Enhancing LM's Task Adaptability: Powerful Post-training Framework with Reinforcement Learning from Model Feedback

Fuju Rong, Weihao Gao, Zhuo Deng, Zheng Gong, Chucheng Chen, Wenze Zhang, Zhiyuan Niu, Fang Li, Lan Ma

Published: 01 Jan 2024, Last Modified: 12 Jun 2025ICANN (7) 2024EveryoneRevisionsBibTeXCC BY-SA 4.0

Abstract: Pretrained language models have become the dominant approach in natural language processing (NLP). However, the notable bias between the pretraining and fine-tuning stages remains unresolved when applied to downstream tasks.
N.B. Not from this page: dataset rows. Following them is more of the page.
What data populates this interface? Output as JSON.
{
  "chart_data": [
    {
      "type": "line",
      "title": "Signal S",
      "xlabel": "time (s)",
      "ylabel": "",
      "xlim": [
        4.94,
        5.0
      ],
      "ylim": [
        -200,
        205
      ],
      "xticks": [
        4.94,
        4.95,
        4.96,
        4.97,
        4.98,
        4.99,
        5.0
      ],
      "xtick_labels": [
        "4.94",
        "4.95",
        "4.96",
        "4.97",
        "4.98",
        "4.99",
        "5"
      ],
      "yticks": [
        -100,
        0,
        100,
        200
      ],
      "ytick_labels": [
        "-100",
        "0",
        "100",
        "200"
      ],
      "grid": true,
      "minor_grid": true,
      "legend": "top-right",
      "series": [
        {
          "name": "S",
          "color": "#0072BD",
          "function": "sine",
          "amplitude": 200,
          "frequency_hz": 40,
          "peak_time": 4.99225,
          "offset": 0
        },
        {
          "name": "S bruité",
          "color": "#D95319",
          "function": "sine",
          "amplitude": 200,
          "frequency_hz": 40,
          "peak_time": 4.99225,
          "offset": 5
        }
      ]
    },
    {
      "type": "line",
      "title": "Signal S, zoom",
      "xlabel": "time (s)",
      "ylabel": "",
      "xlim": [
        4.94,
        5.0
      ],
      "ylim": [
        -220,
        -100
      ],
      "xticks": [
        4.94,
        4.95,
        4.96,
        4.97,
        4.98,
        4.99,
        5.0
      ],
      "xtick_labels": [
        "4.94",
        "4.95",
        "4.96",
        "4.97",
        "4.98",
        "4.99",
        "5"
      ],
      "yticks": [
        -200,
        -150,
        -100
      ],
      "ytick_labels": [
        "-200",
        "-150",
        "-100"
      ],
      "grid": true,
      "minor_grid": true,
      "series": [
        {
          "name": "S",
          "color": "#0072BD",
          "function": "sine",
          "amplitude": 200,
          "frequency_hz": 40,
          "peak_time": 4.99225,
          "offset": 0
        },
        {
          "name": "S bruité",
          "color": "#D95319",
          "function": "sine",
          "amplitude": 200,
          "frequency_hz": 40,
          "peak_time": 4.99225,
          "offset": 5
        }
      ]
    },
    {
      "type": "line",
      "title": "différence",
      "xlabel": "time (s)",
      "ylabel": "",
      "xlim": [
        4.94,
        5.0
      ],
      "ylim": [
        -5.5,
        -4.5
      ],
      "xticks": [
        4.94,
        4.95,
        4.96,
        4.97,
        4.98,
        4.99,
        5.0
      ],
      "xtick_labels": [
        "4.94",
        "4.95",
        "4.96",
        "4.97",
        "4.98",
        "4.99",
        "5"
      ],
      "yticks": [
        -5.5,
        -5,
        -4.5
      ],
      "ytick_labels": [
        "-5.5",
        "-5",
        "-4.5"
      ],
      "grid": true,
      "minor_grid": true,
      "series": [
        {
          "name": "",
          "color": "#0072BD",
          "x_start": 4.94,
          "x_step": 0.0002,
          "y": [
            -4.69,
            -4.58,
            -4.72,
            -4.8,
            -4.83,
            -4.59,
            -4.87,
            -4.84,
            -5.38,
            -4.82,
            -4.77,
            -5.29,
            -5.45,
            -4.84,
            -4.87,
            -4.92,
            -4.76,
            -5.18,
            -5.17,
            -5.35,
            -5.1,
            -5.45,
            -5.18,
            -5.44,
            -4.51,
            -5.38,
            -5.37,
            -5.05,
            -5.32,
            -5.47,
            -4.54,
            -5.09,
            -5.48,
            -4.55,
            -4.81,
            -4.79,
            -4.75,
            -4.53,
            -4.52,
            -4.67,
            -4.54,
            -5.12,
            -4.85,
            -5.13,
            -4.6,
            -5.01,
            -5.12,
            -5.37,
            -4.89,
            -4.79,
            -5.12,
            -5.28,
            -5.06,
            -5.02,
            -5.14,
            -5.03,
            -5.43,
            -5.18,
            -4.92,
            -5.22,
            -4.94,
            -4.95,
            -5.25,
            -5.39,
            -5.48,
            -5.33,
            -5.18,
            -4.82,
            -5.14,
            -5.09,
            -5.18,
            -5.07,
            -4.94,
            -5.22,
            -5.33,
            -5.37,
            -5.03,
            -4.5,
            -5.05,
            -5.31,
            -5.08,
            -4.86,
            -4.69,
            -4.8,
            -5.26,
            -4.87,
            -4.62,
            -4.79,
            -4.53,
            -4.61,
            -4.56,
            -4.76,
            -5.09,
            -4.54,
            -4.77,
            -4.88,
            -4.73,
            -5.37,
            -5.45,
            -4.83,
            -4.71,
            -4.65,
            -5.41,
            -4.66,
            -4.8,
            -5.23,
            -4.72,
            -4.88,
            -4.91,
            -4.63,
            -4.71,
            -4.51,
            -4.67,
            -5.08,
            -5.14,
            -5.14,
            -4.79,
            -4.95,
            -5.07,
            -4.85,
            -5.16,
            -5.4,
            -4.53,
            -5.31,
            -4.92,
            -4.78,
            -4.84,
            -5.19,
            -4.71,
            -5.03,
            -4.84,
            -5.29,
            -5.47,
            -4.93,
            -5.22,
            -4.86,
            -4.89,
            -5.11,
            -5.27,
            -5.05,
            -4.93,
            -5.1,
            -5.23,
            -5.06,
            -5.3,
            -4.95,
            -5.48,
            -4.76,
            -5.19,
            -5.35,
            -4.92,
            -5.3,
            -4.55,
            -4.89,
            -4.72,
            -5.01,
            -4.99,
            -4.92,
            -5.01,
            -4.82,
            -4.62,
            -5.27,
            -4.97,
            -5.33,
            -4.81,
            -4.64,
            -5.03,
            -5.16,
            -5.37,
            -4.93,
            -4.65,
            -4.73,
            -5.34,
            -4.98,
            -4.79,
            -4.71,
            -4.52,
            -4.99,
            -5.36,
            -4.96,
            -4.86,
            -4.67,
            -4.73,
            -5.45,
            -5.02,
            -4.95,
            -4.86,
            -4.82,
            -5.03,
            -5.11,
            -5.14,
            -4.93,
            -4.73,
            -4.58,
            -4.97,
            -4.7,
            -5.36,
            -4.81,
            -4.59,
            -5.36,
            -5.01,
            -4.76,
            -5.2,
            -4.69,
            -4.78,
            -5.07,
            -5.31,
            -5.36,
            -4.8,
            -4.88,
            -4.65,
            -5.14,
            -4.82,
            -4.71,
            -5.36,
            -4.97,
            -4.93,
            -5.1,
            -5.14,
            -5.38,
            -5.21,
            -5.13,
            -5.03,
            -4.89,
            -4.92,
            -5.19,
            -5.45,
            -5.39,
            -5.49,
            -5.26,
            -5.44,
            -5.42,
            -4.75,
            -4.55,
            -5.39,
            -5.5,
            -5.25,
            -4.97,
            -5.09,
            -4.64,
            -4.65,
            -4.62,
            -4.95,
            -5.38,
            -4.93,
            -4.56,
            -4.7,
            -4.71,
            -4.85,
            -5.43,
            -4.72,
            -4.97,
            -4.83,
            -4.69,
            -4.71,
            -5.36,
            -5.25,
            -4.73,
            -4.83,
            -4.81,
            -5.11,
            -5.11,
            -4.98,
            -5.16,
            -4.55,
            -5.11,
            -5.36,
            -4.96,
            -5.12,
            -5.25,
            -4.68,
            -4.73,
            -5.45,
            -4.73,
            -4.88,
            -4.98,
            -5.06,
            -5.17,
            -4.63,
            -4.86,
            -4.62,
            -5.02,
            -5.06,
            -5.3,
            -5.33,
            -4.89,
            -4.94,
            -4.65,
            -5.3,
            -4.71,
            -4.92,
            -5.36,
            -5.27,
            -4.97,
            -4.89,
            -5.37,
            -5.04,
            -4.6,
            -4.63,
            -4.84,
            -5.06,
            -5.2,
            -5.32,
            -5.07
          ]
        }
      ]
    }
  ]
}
To address this issue, we propose RLPT, a task-adaptive reinforcement learning based post-training framework. Established on the observation that essential and task-irrelevant tokens coexist in the input of NLP tasks, we first schedule a random token pruning strategy, fine-tuning BERT to a game-like environment model. Subsequently, we utilize the Actor-Critic architecture to build the post-trained model, which can learn to discern the essential tokens for specific tasks by observing the feedback from the environment model under different token pruning actions. Experimental results demonstrate significant performance improvements on the benchmark datasets in NLP. Specifically, on the GLUE benchmark, our RLPT approach improved the BERT base model by 2.35 points, verifying its effectiveness in reducing bias and enhancing model task adaptability.